S’il n’avait pas lu les journaux, il aurait été content de son sort, mais il s’est mis en tête d’aller faire fortune dans les mines de charbon, en Allemagne.

Halyna a pleuré, quand elle a entendu ça. Ils étaient déjà fiancés.

À cette époque, je n’avais pas compris, mais maintenant je sais pourquoi il est parti.
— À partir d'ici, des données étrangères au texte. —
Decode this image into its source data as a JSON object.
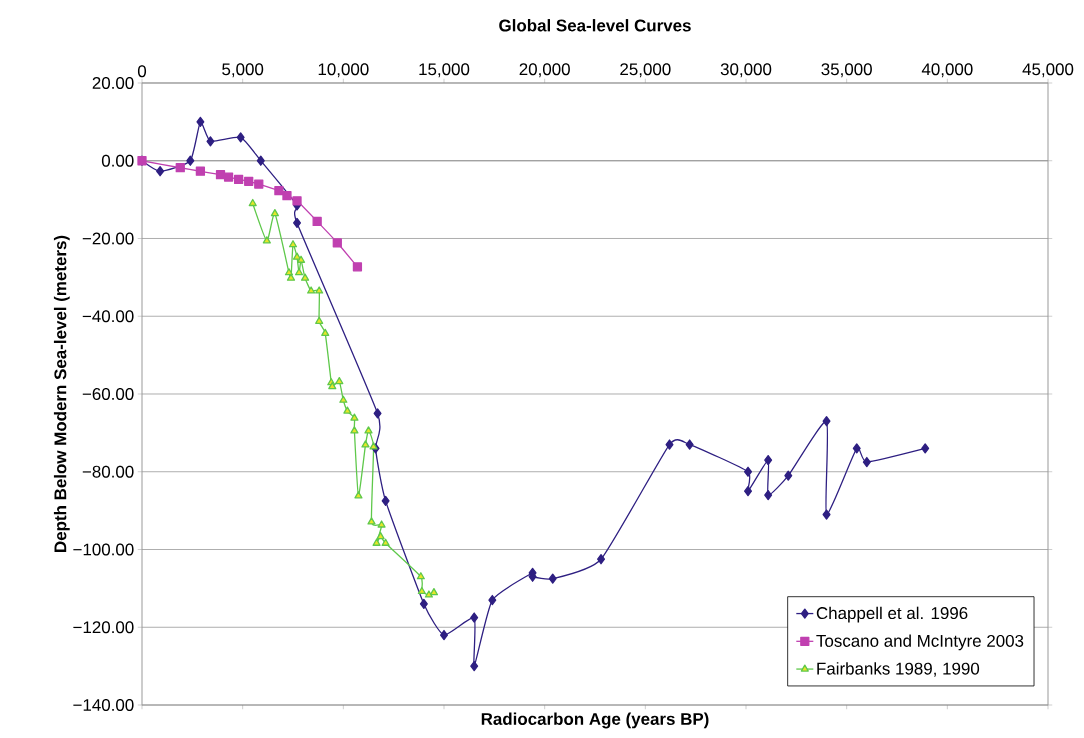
{
  "chart_data": {
    "type": "line",
    "title": "Global Sea-level Curves",
    "xlabel": "Radiocarbon Age (years BP)",
    "ylabel": "Depth Below Modern Sea-level (meters)",
    "xlim": [
      0,
      45000
    ],
    "xticks": [
      {
        "value": 0,
        "label": "0"
      },
      {
        "value": 5000,
        "label": "5,000"
      },
      {
        "value": 10000,
        "label": "10,000"
      },
      {
        "value": 15000,
        "label": "15,000"
      },
      {
        "value": 20000,
        "label": "20,000"
      },
      {
        "value": 25000,
        "label": "25,000"
      },
      {
        "value": 30000,
        "label": "30,000"
      },
      {
        "value": 35000,
        "label": "35,000"
      },
      {
        "value": 40000,
        "label": "40,000"
      },
      {
        "value": 45000,
        "label": "45,000"
      }
    ],
    "ylim": [
      -140,
      20
    ],
    "yticks": [
      {
        "value": 20,
        "label": "20.00"
      },
      {
        "value": 0,
        "label": "0.00"
      },
      {
        "value": -20,
        "label": "−20.00"
      },
      {
        "value": -40,
        "label": "−40.00"
      },
      {
        "value": -60,
        "label": "−60.00"
      },
      {
        "value": -80,
        "label": "−80.00"
      },
      {
        "value": -100,
        "label": "−100.00"
      },
      {
        "value": -120,
        "label": "−120.00"
      },
      {
        "value": -140,
        "label": "−140.00"
      }
    ],
    "grid": "y",
    "legend": "bottom right",
    "series": [
      {
        "name": "Chappell et al. 1996",
        "color": "#2e1f82",
        "marker": "diamond",
        "x": [
          0,
          900,
          2400,
          2900,
          3400,
          4900,
          5900,
          7700,
          7700,
          11700,
          11600,
          12100,
          14000,
          15000,
          16500,
          16500,
          17400,
          19400,
          19400,
          20400,
          22800,
          26200,
          27200,
          30100,
          30100,
          31100,
          31100,
          32100,
          34000,
          34000,
          35500,
          36000,
          38900
        ],
        "values": [
          0,
          -2.7,
          0,
          10,
          5,
          6,
          0,
          -11.5,
          -16,
          -65,
          -74,
          -87.5,
          -114,
          -122,
          -117.5,
          -130,
          -113,
          -106,
          -107,
          -107.5,
          -102.5,
          -73,
          -73,
          -80,
          -85,
          -77,
          -86,
          -81,
          -67,
          -91,
          -74,
          -77.5,
          -74
        ]
      },
      {
        "name": "Toscano and McIntyre 2003",
        "color": "#c040b0",
        "marker": "square",
        "x": [
          0,
          1900,
          2900,
          3900,
          4300,
          4800,
          5300,
          5800,
          6800,
          7200,
          7700,
          8700,
          9700,
          10700
        ],
        "values": [
          0,
          -1.8,
          -2.7,
          -3.6,
          -4.2,
          -4.8,
          -5.3,
          -6,
          -7.7,
          -9,
          -10.3,
          -15.6,
          -21.1,
          -27.3
        ]
      },
      {
        "name": "Fairbanks 1989, 1990",
        "color": "#5ec84a",
        "marker": "triangle",
        "x": [
          5500,
          6200,
          6600,
          7300,
          7400,
          7500,
          7700,
          7800,
          7900,
          8100,
          8400,
          8800,
          8800,
          9100,
          9400,
          9450,
          9800,
          10000,
          10200,
          10550,
          10550,
          10750,
          11100,
          11250,
          11500,
          11400,
          11900,
          11650,
          11850,
          12100,
          13850,
          13900,
          14250,
          14500
        ],
        "values": [
          -11,
          -20.6,
          -13.6,
          -28.8,
          -30.2,
          -21.6,
          -24.8,
          -28.8,
          -25.6,
          -30.2,
          -33.5,
          -33.5,
          -41.3,
          -44.4,
          -57.1,
          -58.1,
          -56.8,
          -61.6,
          -64.4,
          -66.2,
          -69.5,
          -86.2,
          -73.1,
          -69.5,
          -73.6,
          -92.9,
          -93.7,
          -98.4,
          -96.7,
          -98.4,
          -107,
          -110.8,
          -111.7,
          -111.1
        ]
      }
    ]
  }
}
Il avait 17 ans quand il est mort, et il essayait d’amasser suffisamment d’argent pour qu’Halyna et lui puissent partir pour le Canada avant qu’on l’oblige à s’enrôler dans l’armée autrichienne.

Oy! Cher journal, si tu savais combien de jeunes hommes de notre village avaient déjà trouvé la mort en combattant pour l’Autriche, tu comprendrais mieux. Volodymir n’avait plus que quelques années devant lui. Il devait absolument gagner l’argent nécessaire et s’enfuir avec Halyna avant d’avoir 21 ans.

À ce moment-là, je pensais que l’Allemagne était un bon endroit où gagner de l’argent, mais quand, au bout d’un mois passé là-bas, Volodymir est revenu chez nous, il avait la peau si noire qu’il n’y avait pas moyen de la nettoyer, même en frottant très fort. Pendant qu’il se séchait, j’ai vu un bleu, mêlé de vert et de violet, si gros qu’il couvrait tout le bas de son dos. Il a ri de moi quand je lui en ai parlé. « Le travail est dur, dans les mines de charbon, m’a-t-il répondu. Mais regarde comme on me paie bien! » Son rouleau de marks allemands était plus gros qu’un de mes doigts. Volodymir a dit que, s’il travaillait dans les mines toute une année, il aurait assez d’argent pour rembourser notre dette. Il en resterait encore assez pour qu’Halyna et lui puissent se rendre au Canada. Ça semblait trop beau pour être vrai, et ça l’était.